Schwäbische Zeitung (Riedlingen)
Tanz das Genom
Hohe Körperkunst zu elektronischen Beats: Wayne McGregor mit „Autobiography“beim Bregenzer Frühling
BREGENZ - 23 Chromosomenpaare stehen für 23 Stationen oder Begriffe oder Schlüsselsituationen eines (Tänzer-)Lebens: Wayne McGregor, der britische Choreograf, der Naturwissenschaft, Hirnforschung und andere Disziplinen in seine Kreationen miteinbezieht, stand am vierten Abend des Bregenzer Frühlings mit seiner im vergangenen Oktober uraufgeführten Produktion „Autobiography“im Mittelpunkt. Die zehn Tänzerinnen und Tänzer seiner Company zeigten über 80 Minuten hohe, begeisternde Tanzkunst – wie sie auf die DNA des Choreografen zu beziehen ist, bleibt allerdings ein Geheimnis.
In „Autobiography“definiert Wayne McGregor Leben als „die Summe deiner Eindrücke und Erfahrungen, die Summe dessen, was du liest oder worüber du nachdenkst und mit wem du zusammen bist.“Das Leben, das er selbst beschreibt, enthält Begegnungen, Einflüsse, Menschen, Stimmungen, Gefühle, Bücher, Bilder, Musik, die in einer speziellen Bibliothek mit Bewegungsmaterial vereint sind. 23 solcher Begriffe hat McGregor ausgewählt, entsprechend den Chromosomenpaaren des menschlichen Erbguts, sein eigenes Genom hat er entschlüsseln lassen. Daraus sind einzelne Szenen entstanden, die unverbunden nebeneinander stehen und deren Reihenfolge bei jeder Aufführung per Zufallsgenerator bestimmt wird.
Im Programmheft ist ein langer Text zu diesem Verfahren zu lesen, doch erhellend ist der nicht. Während der Aufführung werden die Nummern und Bezeichnungen der Szenen auch hoch oben am Bühnenportal eingeblendet („4 knowing“, „16 world“, „8 nurture“), doch ist es fast zufällig, ob man diese wahrnimmt oder dem Tanzgeschehen zuordnen kann. So bleibt dieser theoretische Ansatz einigermaßen rätselhaft, jede und jeder im Publikum kann vermutlich eine eigene Geschichte herauslesen oder das Ganze als Gesamtkunstwerk aufnehmen.
Klassisch-moderne Sprache
Denn unbestritten ist die hohe tänzerische Qualität der sechs Männer und vier Frauen, die sich allein, in Paaren, kleinen und größeren Gruppen auf der großen Bühne des Festspielhauses einfinden.
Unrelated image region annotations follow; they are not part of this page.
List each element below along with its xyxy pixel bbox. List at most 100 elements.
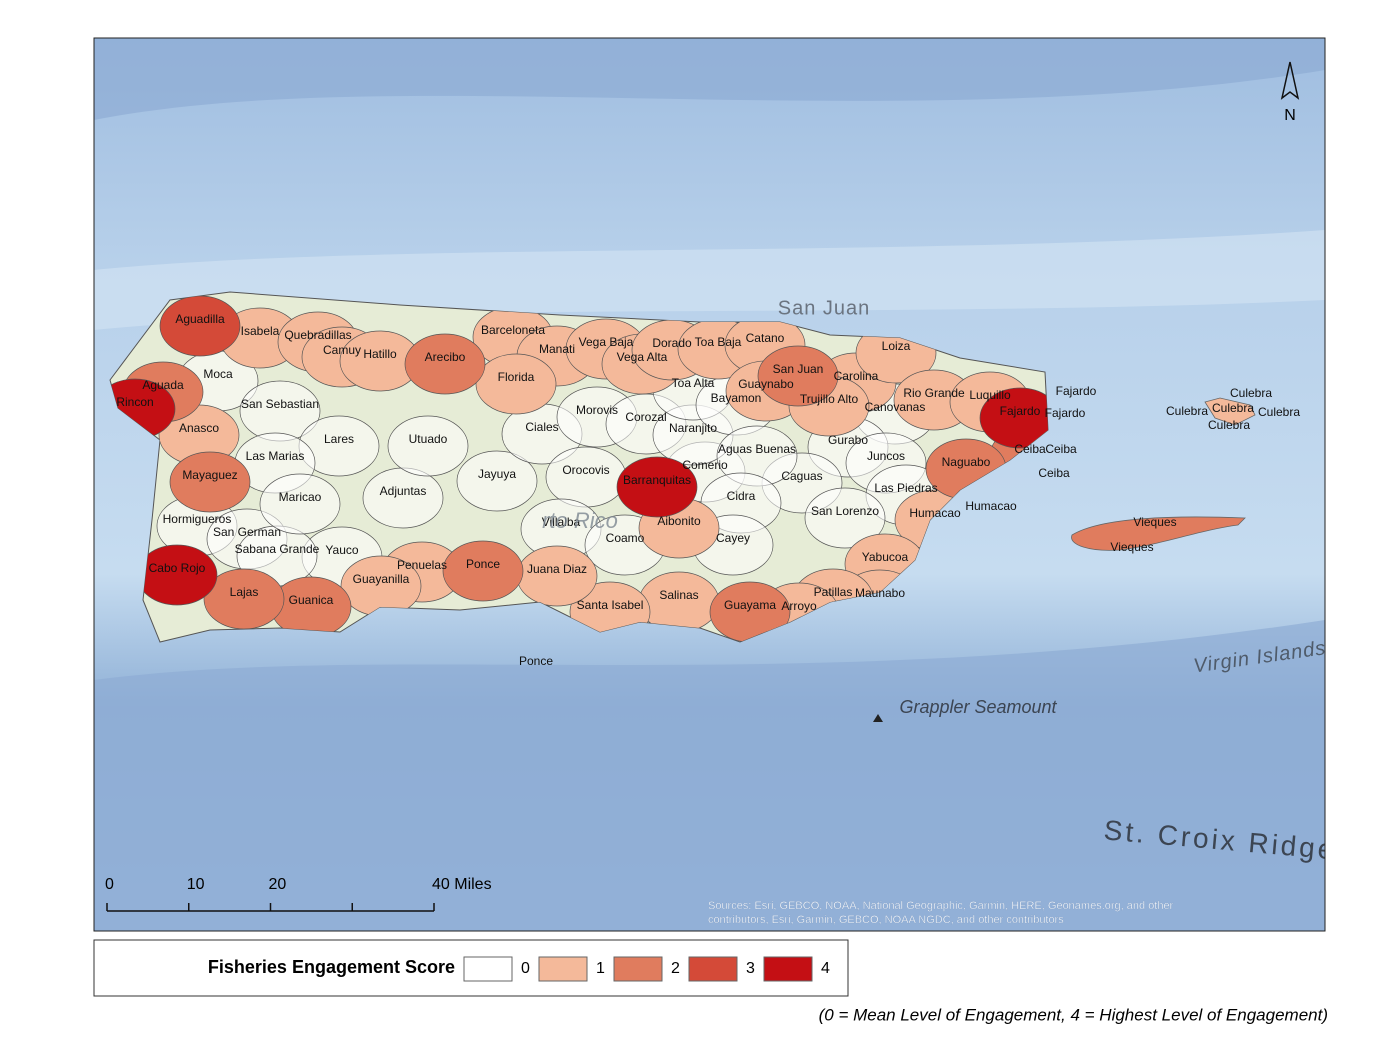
legend-swatch (688, 956, 738, 982)
municipality-label: Guayama (724, 598, 776, 612)
municipality-label: Caguas (781, 469, 822, 483)
place-label: Vieques (1110, 540, 1153, 554)
municipality (475, 353, 557, 415)
scale-tick-label: 40 Miles (432, 876, 492, 893)
municipality-label: Gurabo (828, 433, 868, 447)
municipality-label: Ceiba (1014, 442, 1046, 456)
municipality-label: Rio Grande (903, 386, 965, 400)
municipality-label: Aguadilla (175, 312, 225, 326)
municipality-label: Coamo (606, 531, 645, 545)
municipality-label: Guaynabo (738, 377, 794, 391)
scale-tick-label: 10 (187, 876, 205, 893)
municipality-label: Jayuya (478, 467, 516, 481)
municipality-label: Vega Baja (579, 335, 634, 349)
municipality-label: Vieques (1133, 515, 1176, 529)
municipality-label: Florida (498, 370, 535, 384)
municipality-label: Aguada (142, 378, 184, 392)
municipality-label: Naguabo (942, 455, 991, 469)
municipality-label: Humacao (909, 506, 961, 520)
place-label: Fajardo (1056, 384, 1097, 398)
map-frame (93, 37, 1326, 932)
municipality-label: Barceloneta (481, 323, 545, 337)
municipality-label: Patillas (814, 585, 853, 599)
municipality-label: Canovanas (865, 400, 926, 414)
note: (0 = Mean Level of Engagement, 4 = Highe… (819, 1005, 1328, 1024)
municipality-label: Santa Isabel (577, 598, 644, 612)
place-label: Culebra (1212, 401, 1254, 415)
deep-water (94, 38, 1325, 120)
municipality-label: Lajas (230, 585, 259, 599)
municipality-label: Bayamon (711, 391, 762, 405)
municipality (1204, 397, 1256, 426)
municipality (259, 473, 341, 535)
place-label: Ceiba (1045, 442, 1077, 456)
municipality (387, 415, 469, 477)
municipality-label: Manati (539, 342, 575, 356)
municipality-label: Naranjito (669, 421, 717, 435)
municipality-label: Loiza (882, 339, 911, 353)
municipality-label: Mayaguez (182, 468, 237, 482)
place-label: Culebra (1258, 405, 1300, 419)
municipality-label: Hormigueros (163, 512, 232, 526)
municipality-label: Yabucoa (862, 550, 909, 564)
municipality-label: Toa Alta (672, 376, 715, 390)
north-label: N (1284, 107, 1296, 124)
municipality-label: Anasco (179, 421, 219, 435)
seamount-marker (873, 714, 883, 722)
legend-label: 2 (671, 960, 680, 977)
municipality-label: Las Piedras (874, 481, 937, 495)
municipality-label: Cidra (727, 489, 756, 503)
municipality-label: San Juan (773, 362, 824, 376)
municipality-label: Arecibo (425, 350, 466, 364)
municipality-label: Guanica (289, 593, 334, 607)
sources: contributors, Esri, Garmin, GEBCO, NOAA … (708, 914, 1064, 926)
municipality-label: Juana Diaz (527, 562, 587, 576)
municipality-label: Utuado (409, 432, 448, 446)
municipality (442, 540, 524, 602)
municipality-label: Guayanilla (353, 572, 410, 586)
municipality-label: Vega Alta (617, 350, 668, 364)
legend-swatch (538, 956, 588, 982)
municipality (616, 456, 698, 518)
legend-swatch (763, 956, 813, 982)
municipality-label: Luquillo (969, 388, 1011, 402)
municipality (404, 333, 486, 395)
municipality (1071, 516, 1246, 551)
municipality (979, 387, 1048, 449)
municipality (203, 568, 285, 630)
legend-swatch (613, 956, 663, 982)
sources: Sources: Esri, GEBCO, NOAA, National Geo… (708, 900, 1174, 912)
scale-tick-label: 0 (105, 876, 114, 893)
municipality-label: Camuy (323, 343, 361, 357)
municipality-label: Culebra (1230, 386, 1272, 400)
municipality-label: Villalba (542, 515, 581, 529)
municipality-label: Ciales (525, 420, 558, 434)
municipality-label: Aibonito (657, 514, 701, 528)
municipality-label: Hatillo (363, 347, 397, 361)
municipality-label: Maunabo (855, 586, 905, 600)
scale-bar: 0 10 20 40 Miles (105, 876, 492, 912)
municipality-label: San German (213, 525, 281, 539)
municipality-label: Fajardo (1000, 404, 1041, 418)
municipality-label: Catano (746, 331, 785, 345)
scale-tick-label: 20 (269, 876, 287, 893)
municipality-label: Ponce (466, 557, 500, 571)
legend-label: 3 (746, 960, 755, 977)
municipality-label: Cabo Rojo (149, 561, 206, 575)
municipality-label: Isabela (241, 324, 280, 338)
legend-title: Fisheries Engagement Score (208, 957, 455, 977)
legend: Fisheries Engagement Score 0 1 2 3 4 (93, 939, 849, 997)
place-label: Ponce (519, 654, 553, 668)
municipality (709, 581, 791, 642)
municipality-label: Corozal (625, 410, 666, 424)
municipality-label: Yauco (325, 543, 358, 557)
legend-label: 4 (821, 960, 830, 977)
municipality-label: Toa Baja (695, 335, 742, 349)
legend-label: 1 (596, 960, 605, 977)
municipality-label: Comerio (682, 458, 728, 472)
municipality (456, 450, 538, 512)
municipality-label: Juncos (867, 449, 905, 463)
municipality-label: Barranquitas (623, 473, 691, 487)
Ein Metallgestänge, bestückt mit Scheinwerfern, schwebt als einziges Bühnenbildelement über dem Bühnenboden, wird unterschiedlich ausgeleuchtet, kann bedrohlich weit abgesenkt werden. Beleuchtung, Spots, Lichtblöcke, Scheinwerferstrahlen oder wechselnde Farben bilden Lichträume, in denen die Tänzer agieren.
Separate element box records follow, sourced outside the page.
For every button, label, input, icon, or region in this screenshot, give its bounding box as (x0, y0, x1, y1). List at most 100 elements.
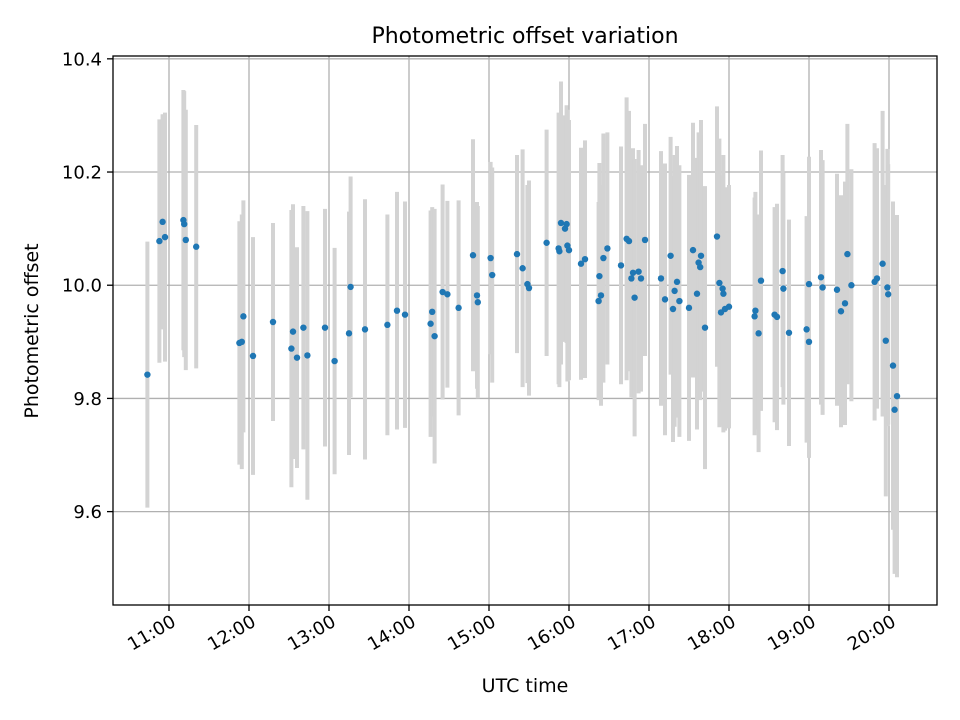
y-tick-label: 9.6 (73, 502, 102, 523)
data-point (819, 284, 826, 291)
data-point (439, 288, 446, 296)
data-point (331, 357, 338, 365)
data-point (635, 268, 642, 275)
data-point (671, 287, 678, 295)
data-point (667, 252, 674, 259)
data-point (429, 308, 436, 316)
data-point (693, 290, 701, 297)
data-point (513, 250, 521, 258)
data-point (701, 324, 709, 331)
plot-area-frame (112, 55, 938, 606)
data-points (144, 216, 901, 413)
data-point (657, 275, 665, 282)
data-point (879, 260, 886, 267)
data-point (751, 313, 758, 320)
data-point (361, 326, 369, 333)
data-point (565, 246, 573, 254)
data-point (444, 291, 451, 298)
data-point (848, 282, 855, 289)
data-point (581, 255, 589, 263)
data-point (805, 280, 813, 288)
data-point (889, 362, 897, 369)
data-point (628, 275, 635, 282)
data-point (557, 219, 565, 227)
data-point (556, 248, 563, 255)
data-point (597, 292, 605, 299)
data-point (697, 252, 705, 259)
y-tick-label: 10.4 (62, 49, 102, 70)
x-axis-label: UTC time (482, 675, 569, 697)
data-point (837, 308, 845, 315)
data-point (673, 278, 681, 286)
data-point (891, 406, 898, 413)
data-point (577, 260, 585, 267)
data-point (617, 262, 625, 269)
data-point (884, 284, 891, 291)
data-point (563, 220, 570, 228)
data-point (873, 275, 881, 282)
chart-title: Photometric offset variation (371, 24, 678, 49)
y-axis-label: Photometric offset (21, 243, 43, 418)
data-point (689, 246, 697, 254)
data-point (293, 354, 301, 361)
data-point (805, 338, 813, 346)
data-point (347, 283, 354, 291)
data-point (543, 239, 550, 246)
data-point (600, 254, 607, 262)
data-point (755, 330, 762, 337)
data-point (159, 218, 166, 226)
data-point (752, 307, 759, 314)
y-tick-label: 9.8 (73, 389, 102, 410)
data-point (489, 271, 496, 279)
data-point (725, 303, 733, 310)
data-point (249, 352, 257, 360)
data-point (893, 392, 901, 400)
y-tick-label: 10.0 (62, 276, 102, 297)
data-point (716, 279, 723, 287)
data-point (757, 277, 765, 284)
data-point (525, 284, 533, 292)
data-point (474, 299, 481, 306)
data-point (181, 220, 188, 228)
data-point (393, 307, 401, 314)
data-point (676, 297, 683, 305)
data-point (780, 285, 787, 292)
data-point (625, 237, 633, 245)
data-point (779, 267, 786, 275)
data-point (604, 245, 611, 252)
data-point (289, 328, 297, 335)
data-point (473, 292, 481, 299)
data-point (161, 233, 169, 241)
data-point (345, 330, 353, 337)
data-point (469, 252, 477, 259)
data-point (817, 274, 825, 281)
data-point (803, 326, 810, 333)
data-point (595, 297, 602, 305)
data-point (661, 296, 669, 303)
data-point (596, 272, 603, 280)
y-tick-label: 10.2 (62, 163, 102, 184)
data-point (384, 321, 391, 329)
data-point (156, 237, 163, 245)
data-point (844, 250, 851, 258)
data-point (238, 338, 245, 346)
data-point (288, 345, 295, 352)
data-point (304, 352, 311, 359)
data-point (773, 313, 781, 321)
data-point (300, 324, 307, 331)
data-point (882, 337, 889, 344)
data-point (641, 236, 649, 244)
data-point (629, 269, 637, 276)
y-axis-ticks: 9.6 9.8 10.0 10.2 10.4 (62, 49, 113, 523)
data-point (885, 291, 892, 298)
data-point (719, 285, 726, 292)
data-point (833, 286, 841, 293)
data-point (519, 265, 526, 272)
data-point (841, 300, 849, 307)
data-point (401, 311, 409, 318)
data-point (669, 305, 677, 313)
data-point (487, 254, 494, 262)
data-point (269, 318, 277, 326)
data-point (685, 304, 693, 312)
Die Bewegungssprache des britischen Choreografen, der sowohl mit seiner eigenen Truppe als auch mit dem Royal Ballet London und Ensembles in aller Welt arbeitet (wie unlängst in München an der Bayerischen Staatsoper) ist erstaunlich klassisch-modern: weit ausgestreckt in die Dehnung, geschmeidig, auch akrobatisch mit Sprüngen, Hebungen und manchmal einer ungeheuren Dynamik sind die choreografischen Szenen geprägt von großer Ästhetik und Körperlichkeit. Da gibt es verschiedenste Paarbegegnungen – Männer, Frauen, gemischt – getragen von großer Zärtlichkeit und Intensität, Gruppen, die sich zusammenballen oder in denen jeder und jede einen eigenen Ausdruck findet, Aktivitäten voll spielerischen Witzes oder alptraumhafter Beklemmung. Der Deutungen gibt es viele!
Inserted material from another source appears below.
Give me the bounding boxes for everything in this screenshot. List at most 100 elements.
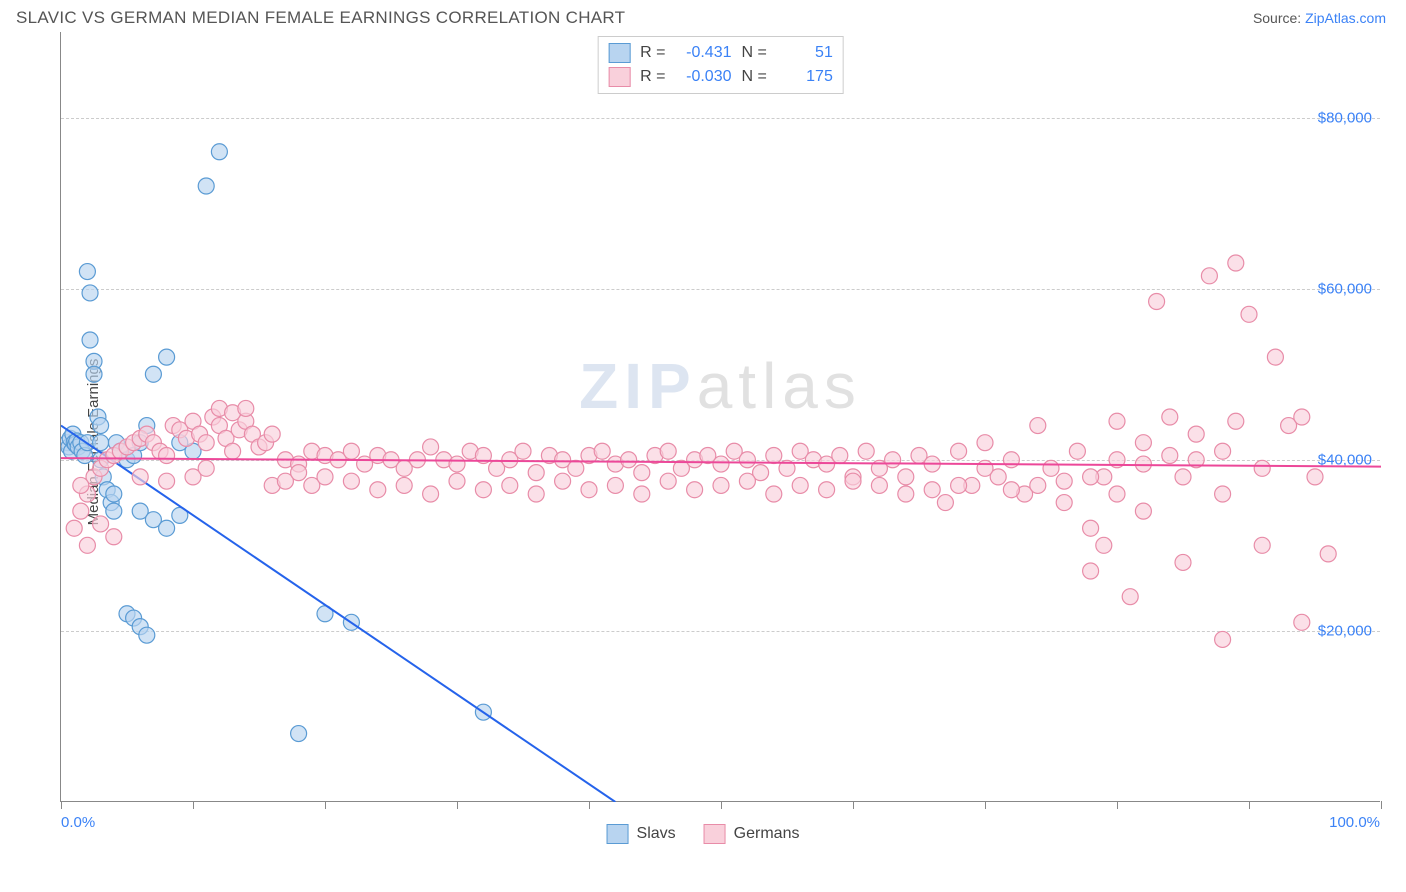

Auch die schwarzen und weißen oder hautfarbenen Kleidungsstücke sind individuell und fantasievoll. Dazu hat die Elektronikmusikerin Jlin eine Komposition geschaffen, die sich mit dunklen Klangexplosionen, pulsierenden Beats, elektronischem Wimmern, Liegetönen oder nadelstichartigem Kreischen in die Gehörgänge des Publikums gräbt – was auf die Dauer von 80 Minuten allerdings recht heftig und nervtötend ist. Trotzdem war man gefangen von dieser intensiven Tanzperformance, der Jubel im Festspielhaus war wie immer groß!